Según la imputación fiscal, los agentes actuaron con un uso ilegítimo, excesivo y desproporcionado de la fuerza, omitiendo la aplicación de los protocolos específicos para esas situaciones, entre ellos, la resolución de convocatoria de personal de salud.

El padre de Mauro, Juan Carlos González, les advirtió desesperado en la calle que su hijo había sido sometido a una compleja cirugía abdominal, algo que según él los policías no sólo ignoraron, sino que pareció incrementar de manera deliberada el ensañamiento con golpes dirigidos a la zona hepática.
La atribución delictiva señala que, tras ser cargado violentamente a la caja de un móvil y golpeado nuevamente con puños, bastones o escopetas durante el camino, Mauro fue trasladado en estado casi inconsciente por la ciudad, pasando de forma negligente por una estación de servicio y la sede de Medicina Legal antes de ingresar a la seccional.
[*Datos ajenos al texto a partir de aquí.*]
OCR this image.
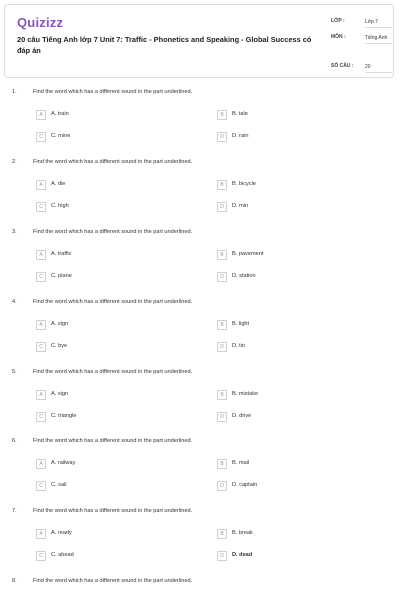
Quizizz
20 câu Tiếng Anh lớp 7 Unit 7: Traffic - Phonetics and Speaking - Global Success có đáp án
LỚP :	Lớp 7
MÔN :	Tiếng Anh
SỐ CÂU : 20
1.	Find the word which has a different sound in the part underlined.
A	A. train	B	B. tale
C	C. mine	D	D. rain
2.	Find the word which has a different sound in the part underlined.
A	A. die	B	B. bicycle
C	C. high	D	D. min
3.	Find the word which has a different sound in the part underlined.
A	A. traffic	B	B. pavement
C	C. plane	D	D. station
4.	Find the word which has a different sound in the part underlined.
A	A. sign	B	B. light
C	C. bye	D	D. tin
5.	Find the word which has a different sound in the part underlined.
A	A. sign	B	B. mistake
C	C. triangle	D	D. drive
6.	Find the word which has a different sound in the part underlined.
A	A. railway	B	B. mail
C	C. sail	D	D. captain
7.	Find the word which has a different sound in the part underlined.
A	A. ready	B	B. break
C	C. ahead	D	D. dead
8.	Find the word which has a different sound in the part underlined.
Finalmente, fue arrojado boca arriba dentro de un calabozo de la Comisaría 8va, donde, imposibilitado de reaccionar, falleció por asfixia tras broncoaspirarse al vomitar. La autopsia oficial determinó que la víctima presentaba más de veinte lesiones visibles en todo el cuerpo y la fractura de la séptima costilla derecha.
Nueve imputados
Cuatro policías del Comando Radioeléctrico permanecen en prisión preventiva. Se trata de Lucas Aranda, Melisa Díaz, Sebastián Bandirali y Facundo Amarillo Bogliolo, todos imputados como coautores de “tortura seguida de muerte”. Díaz solicitó recientemente la domiciliaria, la cual fue rechazada por la jueza Labanca.
En el caso particular de Amarillo, el fiscal acumuló un legajo penal independiente por un hecho de noviembre de 2024, en el cual se lo acusa de coautor de “vejaciones”, “daños” y “falsedad ideológica en instrumento público”.
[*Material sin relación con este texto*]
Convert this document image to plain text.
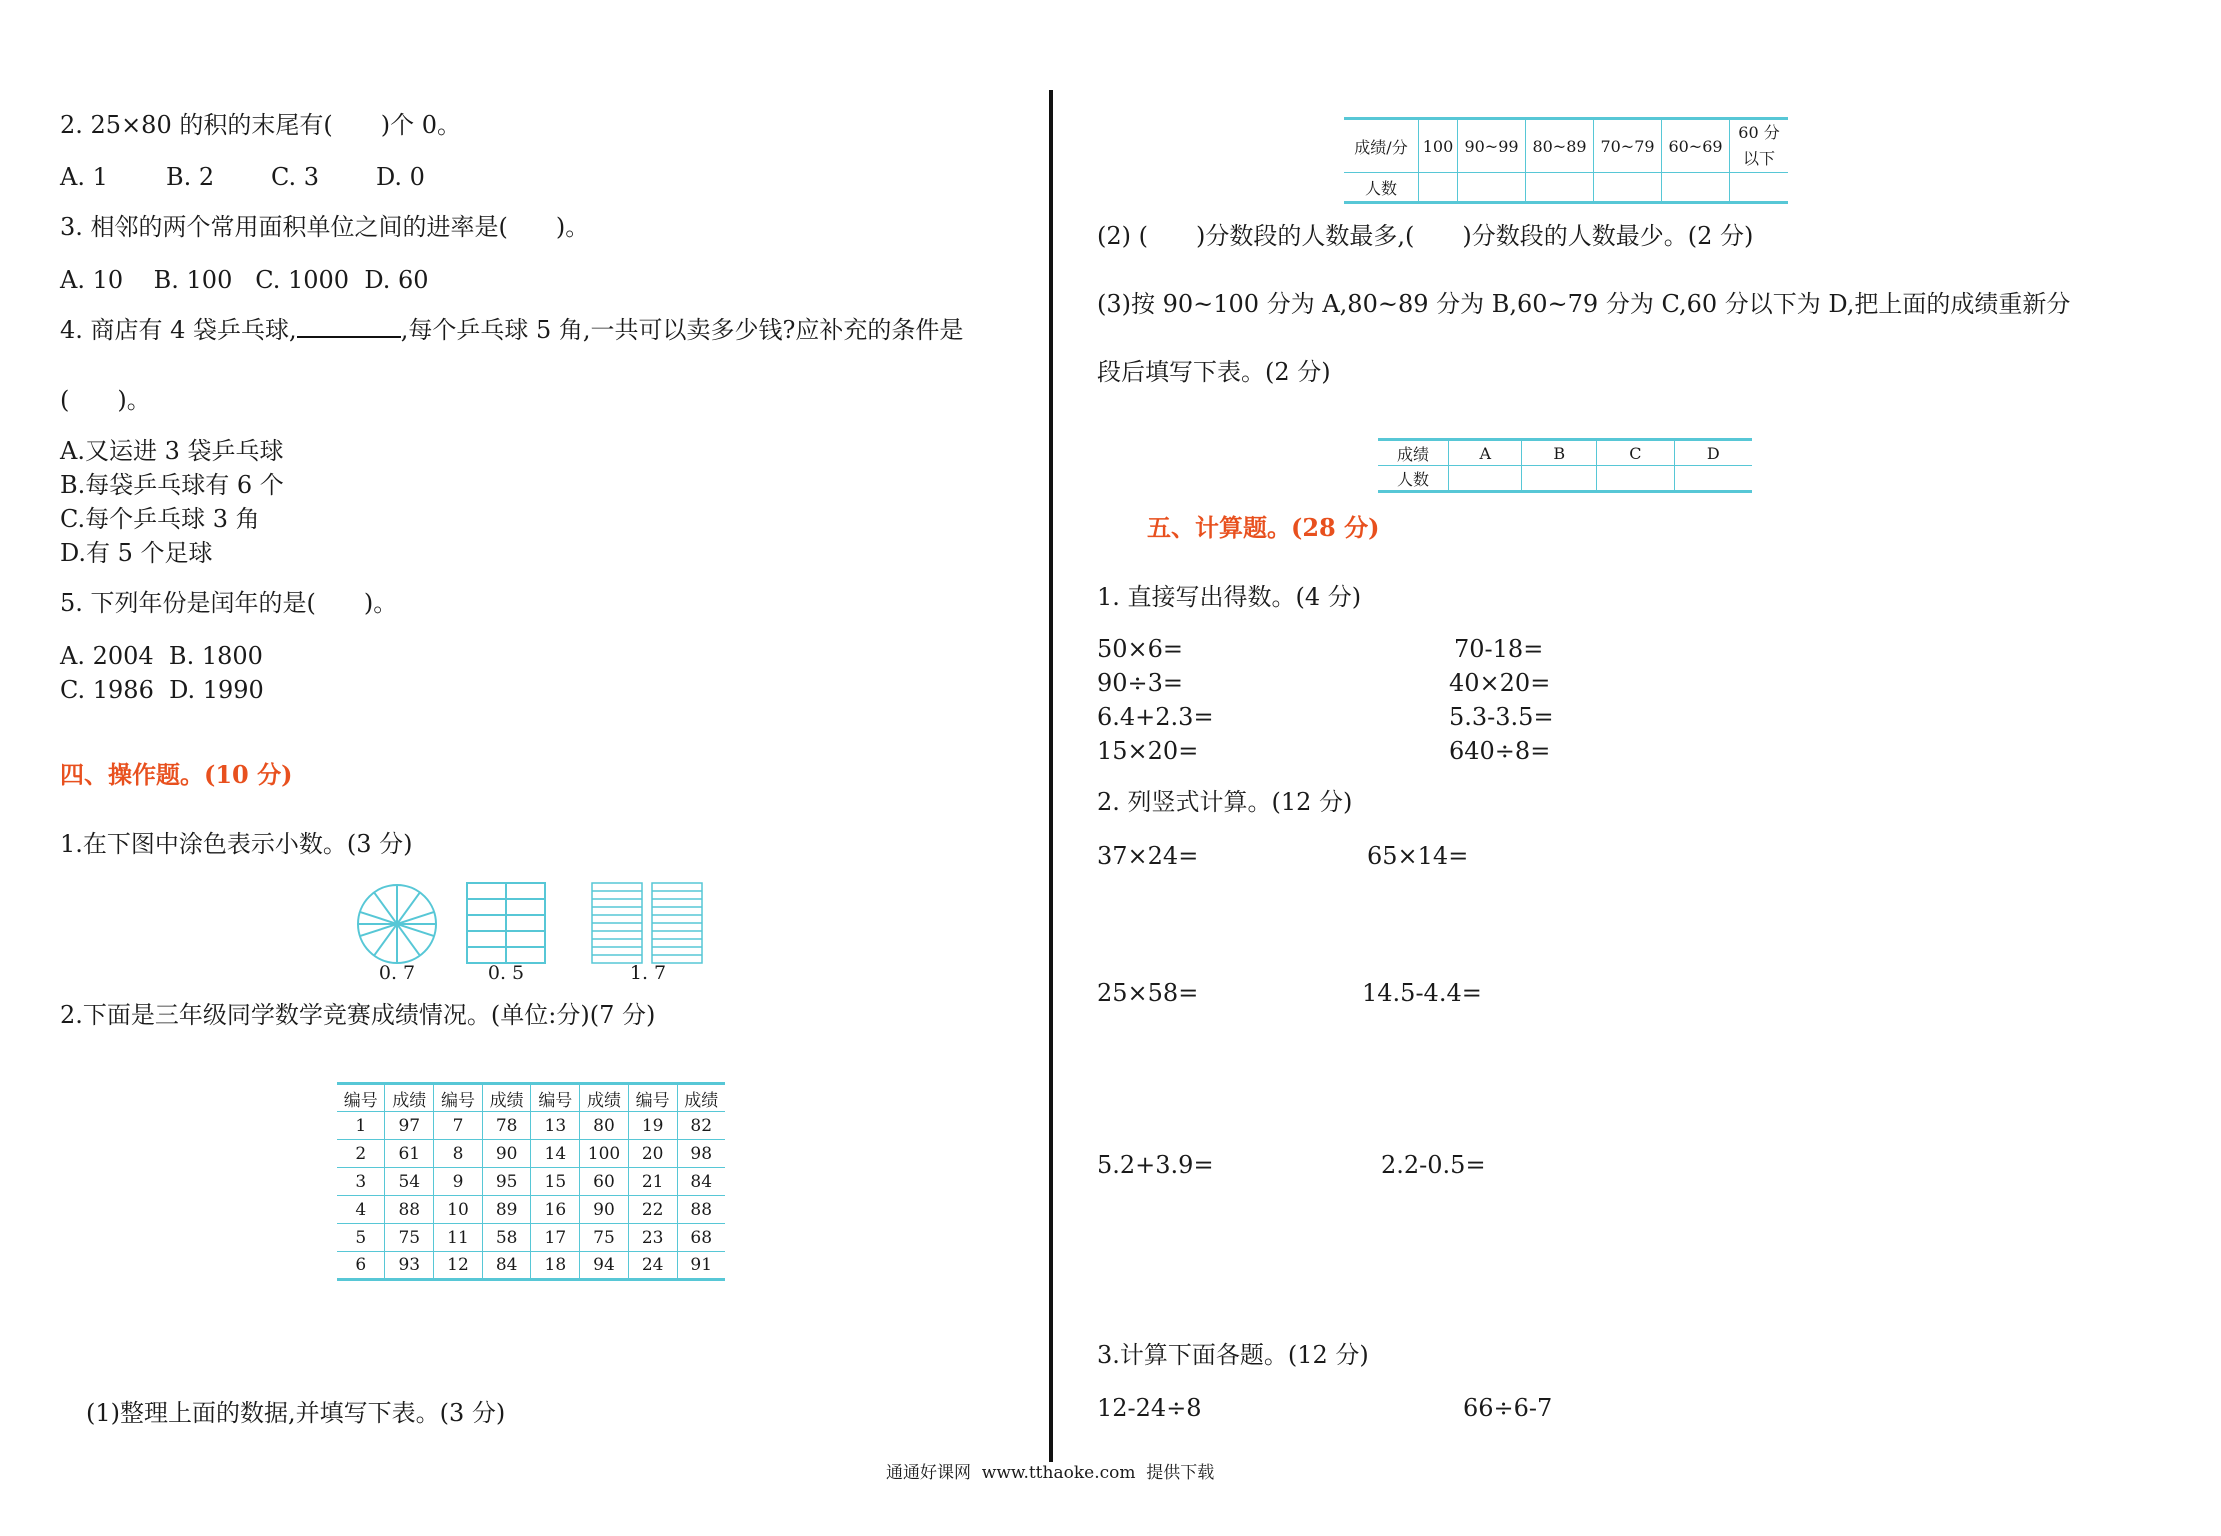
2. 25×80 的积的末尾有(　　)个 0。
A. 1 B. 2 C. 3 D. 0
3. 相邻的两个常用面积单位之间的进率是(　　)。
A. 10    B. 100   C. 1000  D. 60
4. 商店有 4 袋乒乓球,	,每个乒乓球 5 角,一共可以卖多少钱?应补充的条件是
(　　)。
A.又运进 3 袋乒乓球
B.每袋乒乓球有 6 个
C.每个乒乓球 3 角
D.有 5 个足球
5. 下列年份是闰年的是(　　)。
A. 2004  B. 1800
C. 1986  D. 1990
四、操作题。(10 分)
1.在下图中涂色表示小数。(3 分)
0. 7	0. 5	1. 7
2.下面是三年级同学数学竞赛成绩情况。(单位:分)(7 分)
编号	成绩	编号	成绩	编号	成绩	编号	成绩
1	97	7	78	13	80	19	82
2	61	8	90	14	100	20	98
3	54	9	95	15	60	21	84
4	88	10	89	16	90	22	88
5	75	11	58	17	75	23	68
6	93	12	84	18	94	24	91
(1)整理上面的数据,并填写下表。(3 分)
成绩/分	100	90~99	80~89	70~79	60~69	60 分
以下
人数						
(2) (　　)分数段的人数最多,(　　)分数段的人数最少。(2 分)
(3)按 90~100 分为 A,80~89 分为 B,60~79 分为 C,60 分以下为 D,把上面的成绩重新分
段后填写下表。(2 分)
成绩	A	B	C	D
人数				
五、计算题。(28 分)
1. 直接写出得数。(4 分)
50×6=	70-18=
90÷3=	40×20=
6.4+2.3=	5.3-3.5=
15×20=	640÷8=
2. 列竖式计算。(12 分)
37×24=	65×14=
25×58=	14.5-4.4=
5.2+3.9=	2.2-0.5=
3.计算下面各题。(12 分)
12-24÷8	66÷6-7
通通好课网  www.tthaoke.com  提供下载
La oficial Sabrina P., imputada también como coautora de “tortura seguida de muerte”, transita el proceso en libertad bajo reglas de conducta. Su excarcelación motivó el actual recurso de apelación de los acusadores al considerar que cumplió idéntico rol que los que sí quedaron tras las rejas.
En la misma situación de libertad se halla el oficial de Infantería Juan Cruz B., acusado de “vejaciones calificadas por el grave daño ocasionado a la salud de la víctima”, ya que su participación se limitó al momento de la aprehensión inicial en la calle y no formó parte del posterior traslado ni de la custodia en la seccional.
La lista de imputados en libertad se completa con otros tres agentes estatales acusados por conductas omisivas. Los efectivos de Infantería Natalia A. y Santiago I. enfrentan cargos por “encubrimiento agravado” y “omisión de reprimir delitos”, acusados de no haber intervenido ni reportado las acciones de sus colegas tras presenciar el castigo propinado a González en la vía pública.

Por último, también fue imputada una médica de la Policía de Santa Fe, a quien endilgaron el delito de “homicidio culposo” por haber omitido ordenar la derivación hospitalaria del joven y por asentar en su informe sólo 7 de las 22 lesiones visibles que presentaba la víctima.